Amid Protests, PBS Slates Film and Panel Show

The Wall Street Journal
April 14, 2006
Page W2

The mass killing of Armenians in the Ottoman Empire during World War I
still elicits both rage and denials — as the controversy over two new
PBS programs shows.

On Monday, the public broadcasting network will air “The Armenian
Genocide,” a one-hour documentary that details both the horrors of that
ethnic-cleansing campaign and the Turkish government’s efforts to deny
that what occurred qualifies as genocide. Narrated in somber tones by
celebrities such as Juliana Margulies, Ed Harris and Natalie Portman,
the film presents evidence that the slaughters were planned centrally,
including letters from U.S. government officials and others who
witnessed parts of the campaign.
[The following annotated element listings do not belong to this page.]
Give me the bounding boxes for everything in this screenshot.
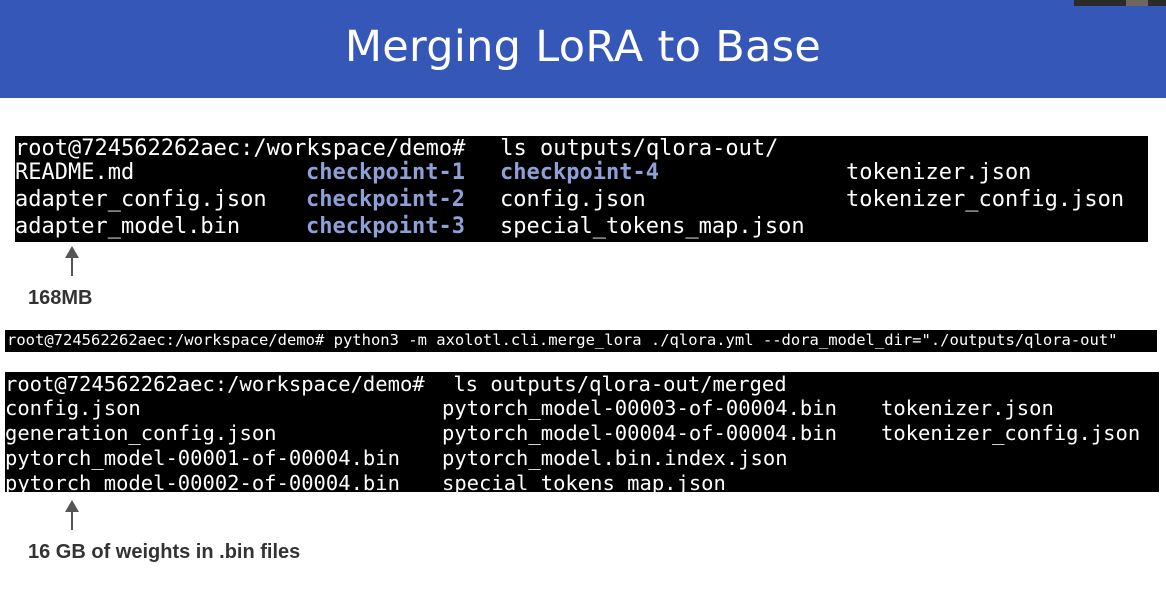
terminal-prompt-line: root@724562262aec:/workspace/demo# ls ou… <box>15 136 778 163</box>
dir-entry: checkpoint-3 <box>306 214 465 239</box>
file-entry: pytorch_model-00001-of-00004.bin <box>5 446 400 470</box>
up-arrow-icon <box>65 246 79 276</box>
file-entry: tokenizer_config.json <box>881 421 1141 445</box>
shell-prompt: root@724562262aec:/workspace/demo# <box>5 372 425 396</box>
file-entry: tokenizer_config.json <box>846 187 1125 212</box>
terminal-prompt-line: root@724562262aec:/workspace/demo# ls ou… <box>5 372 787 397</box>
merge-command: root@724562262aec:/workspace/demo# pytho… <box>7 331 1118 349</box>
file-entry: special_tokens_map.json <box>442 471 726 495</box>
speaker-avatar <box>1126 0 1148 6</box>
file-entry: pytorch_model-00004-of-00004.bin <box>442 421 837 445</box>
dir-entry: checkpoint-4 <box>500 160 659 185</box>
file-entry: adapter_model.bin <box>15 214 241 239</box>
listing-row: README.md checkpoint-1 checkpoint-4 toke… <box>15 160 1031 187</box>
dir-entry: checkpoint-2 <box>306 187 465 212</box>
listing-row: pytorch_model-00002-of-00004.bin special… <box>5 471 726 496</box>
listing-row: adapter_model.bin checkpoint-3 special_t… <box>15 214 805 241</box>
listing-row: pytorch_model-00001-of-00004.bin pytorch… <box>5 446 788 471</box>
shell-command: ls outputs/qlora-out/merged <box>441 372 787 396</box>
shell-prompt: root@724562262aec:/workspace/demo# <box>15 136 466 161</box>
video-thumbnail <box>1074 0 1166 6</box>
dir-entry: checkpoint-1 <box>306 160 465 185</box>
file-entry: README.md <box>15 160 135 185</box>
file-entry: adapter_config.json <box>15 187 267 212</box>
file-entry: tokenizer.json <box>881 396 1054 420</box>
terminal-ls-qlora-out: root@724562262aec:/workspace/demo# ls ou… <box>15 136 1148 242</box>
file-entry: config.json <box>5 396 141 420</box>
up-arrow-icon <box>65 500 79 530</box>
listing-row: config.json pytorch_model-00003-of-00004… <box>5 396 1054 421</box>
listing-row: generation_config.json pytorch_model-000… <box>5 421 1140 446</box>
file-entry: pytorch_model.bin.index.json <box>442 446 788 470</box>
file-entry: special_tokens_map.json <box>500 214 805 239</box>
file-entry: pytorch_model-00003-of-00004.bin <box>442 396 837 420</box>
listing-row: adapter_config.json checkpoint-2 config.… <box>15 187 1124 214</box>
file-entry: tokenizer.json <box>846 160 1032 185</box>
terminal-ls-merged: root@724562262aec:/workspace/demo# ls ou… <box>5 372 1159 495</box>
adapter-size-note: 168MB <box>28 287 93 309</box>
weights-size-note: 16 GB of weights in .bin files <box>28 541 301 563</box>
file-entry: config.json <box>500 187 646 212</box>
terminal-command-line: root@724562262aec:/workspace/demo# pytho… <box>7 331 1117 357</box>
slide-title: Merging LoRA to Base <box>344 22 822 72</box>
slide-header: Merging LoRA to Base <box>0 0 1166 98</box>
terminal-merge-command: root@724562262aec:/workspace/demo# pytho… <box>5 330 1157 352</box>
shell-command: ls outputs/qlora-out/ <box>487 136 779 161</box>
file-entry: pytorch_model-00002-of-00004.bin <box>5 471 400 495</box>
file-entry: generation_config.json <box>5 421 277 445</box>
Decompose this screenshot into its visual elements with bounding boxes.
They describe forced deportations,
during which many Armenians were killed or died, and government death
squads that mopped up stragglers.

The film includes some of the first statements from Turkey-based
academics agreeing that the genocide occurred, as well as oral histories
from Turkish people who recall their own families’ involvement. “There
is something my grandfather did personally,” one man, filmed on a
Turkish street, says. “They caught Armenians and put them in a barn and
burned them. My grandfather says their voices didn’t leave his ears for
years.” (According to many scholars, more than one million Armenians
died in that period, though Ankara says the toll was much lower.)

In Turkey, one of the professors involved in the film says he faced
death threats when he spoke out in a Turkish newspaper about the
genocide. In the U.S., the topic rouses passions as well. Filmmaker
Andrew Goldberg, fearing a partisan protest, says he has hired off-duty
police officers for added security for Monday’s premiere of the
documentary in a Los Angeles movie theater. Meanwhile, a separate
discussion panel that PBS commissioned to run after the documentary is
causing an outcry among pro-Armenian groups because it includes two
academics who reject the label “genocide.” PBS says it has received more
than 8,600 letters and phone calls opposing the broadcast.

While the documentary itself will be accessible to about 93% of U.S.
television households, most major PBS affiliates in the top 20 TV
markets aren’t airing the panel show. That program will nevertheless
reach about 58% of U.S. households through smaller PBS affiliates. A
spokeswoman for WGBH in Boston, which is among the channels not airing
the panel, says the station felt the documentary “stood on its own.”

(“The Armenian Genocide” airs in most markets on Monday, 10 p.m. EDT;
check local listings)

[PHOTO CAPTION] Century-old wound: Armenians in the Ottoman Empire in a
scene from the PBS documentary “The Armenian Genocide.”